62 percent of Internet Users Are Blog Clueless
By the end of 2004, 32 million Americans were blog readers, 58 percent more than the year before, according to a just released Pew Internet and American Life Project memo, which adds, “By the end of 2004 blogs had established themselves as a key part of online culture.”
However, it reports, 62 percent of online Americans do not know what a blog is, but 7 percent of Internet users, or about 8 million people, have created blogs.
The memo says:
Blog creators are more likely to be:
Men: 57% are male
Young: 48% are under age 30
Broadband users: 70% have broadband at home
Internet veterans: 82% have been online for six years or more
Relatively well off financially: 42% live in households earning over $50,000
Well educated: 39% have college or graduate degrees




January 3rd, 2005 at 11:59 am
This survey has been getting a lot of attention, and it is great to see a lot of new blogs on the net.
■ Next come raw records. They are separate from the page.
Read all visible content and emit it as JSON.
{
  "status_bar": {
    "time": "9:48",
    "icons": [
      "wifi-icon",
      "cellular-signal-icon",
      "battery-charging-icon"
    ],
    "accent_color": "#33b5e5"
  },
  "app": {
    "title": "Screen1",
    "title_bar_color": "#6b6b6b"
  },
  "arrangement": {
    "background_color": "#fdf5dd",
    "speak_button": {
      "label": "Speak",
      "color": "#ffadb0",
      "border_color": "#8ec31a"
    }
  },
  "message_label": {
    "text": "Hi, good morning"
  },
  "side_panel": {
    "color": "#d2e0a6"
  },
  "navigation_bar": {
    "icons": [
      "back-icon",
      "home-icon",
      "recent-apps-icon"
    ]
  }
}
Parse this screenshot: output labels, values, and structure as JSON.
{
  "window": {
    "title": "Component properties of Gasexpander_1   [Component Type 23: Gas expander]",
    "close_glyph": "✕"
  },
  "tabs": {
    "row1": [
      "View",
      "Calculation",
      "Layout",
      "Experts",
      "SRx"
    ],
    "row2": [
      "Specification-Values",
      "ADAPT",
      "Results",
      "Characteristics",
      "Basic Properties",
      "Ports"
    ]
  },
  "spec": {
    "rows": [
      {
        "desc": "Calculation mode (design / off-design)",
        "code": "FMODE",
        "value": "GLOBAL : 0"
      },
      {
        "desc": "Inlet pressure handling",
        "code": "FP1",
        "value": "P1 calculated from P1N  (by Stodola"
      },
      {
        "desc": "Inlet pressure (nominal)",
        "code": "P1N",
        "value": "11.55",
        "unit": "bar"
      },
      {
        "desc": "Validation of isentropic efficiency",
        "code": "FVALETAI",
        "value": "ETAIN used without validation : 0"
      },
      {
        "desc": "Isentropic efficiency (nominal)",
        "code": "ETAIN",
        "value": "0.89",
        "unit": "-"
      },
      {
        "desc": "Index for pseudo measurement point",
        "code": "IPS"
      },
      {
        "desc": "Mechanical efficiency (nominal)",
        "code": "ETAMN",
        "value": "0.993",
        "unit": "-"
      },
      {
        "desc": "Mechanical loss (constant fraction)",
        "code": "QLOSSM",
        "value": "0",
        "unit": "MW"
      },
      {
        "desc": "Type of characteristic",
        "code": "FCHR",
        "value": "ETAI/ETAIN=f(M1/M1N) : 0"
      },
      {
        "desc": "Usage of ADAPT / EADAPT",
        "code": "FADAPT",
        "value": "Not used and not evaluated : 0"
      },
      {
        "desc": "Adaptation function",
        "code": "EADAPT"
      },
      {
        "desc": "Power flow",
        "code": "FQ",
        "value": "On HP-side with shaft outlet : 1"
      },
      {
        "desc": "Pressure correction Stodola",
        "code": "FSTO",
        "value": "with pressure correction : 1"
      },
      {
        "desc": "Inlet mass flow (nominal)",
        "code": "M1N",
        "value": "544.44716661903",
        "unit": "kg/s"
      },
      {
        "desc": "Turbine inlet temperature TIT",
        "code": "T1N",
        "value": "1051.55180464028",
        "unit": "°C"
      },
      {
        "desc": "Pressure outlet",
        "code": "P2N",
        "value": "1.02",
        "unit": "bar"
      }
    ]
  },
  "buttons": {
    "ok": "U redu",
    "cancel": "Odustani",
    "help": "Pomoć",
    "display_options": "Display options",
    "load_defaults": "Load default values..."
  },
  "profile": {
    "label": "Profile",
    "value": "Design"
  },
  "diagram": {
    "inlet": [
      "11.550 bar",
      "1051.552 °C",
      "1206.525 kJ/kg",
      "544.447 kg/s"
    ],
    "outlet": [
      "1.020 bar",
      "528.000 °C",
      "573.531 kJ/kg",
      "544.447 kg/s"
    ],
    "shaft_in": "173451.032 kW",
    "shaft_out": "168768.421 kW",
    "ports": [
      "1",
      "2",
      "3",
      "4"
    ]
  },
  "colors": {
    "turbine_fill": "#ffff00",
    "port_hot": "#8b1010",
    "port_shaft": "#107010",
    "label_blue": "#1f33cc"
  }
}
However, the Perseus Blog Survey reminds us that many of these blogs will soon be abandoned. While we celebrate the creation of new blogs, we should also be looking for ways to make blogs sustainable. As anyone who has kept a blog knows, blogging takes a lot of hard work and discipline, and especially starting out with very few readers, it takes a lot of will to continue your blog. A great way to reduce some of the work it takes to maintain a blog and also grow readership would be to encourage more cooperative blogging. See DotSquiggle’s entry on this subject (http://www.dotsquiggle.com/weblog.php?eid=89). This would also make blogs more about the discussions that occur on these blogs and less about the personalities behind the blogs, which might be intereseting but will not sustain long-term interest on their own.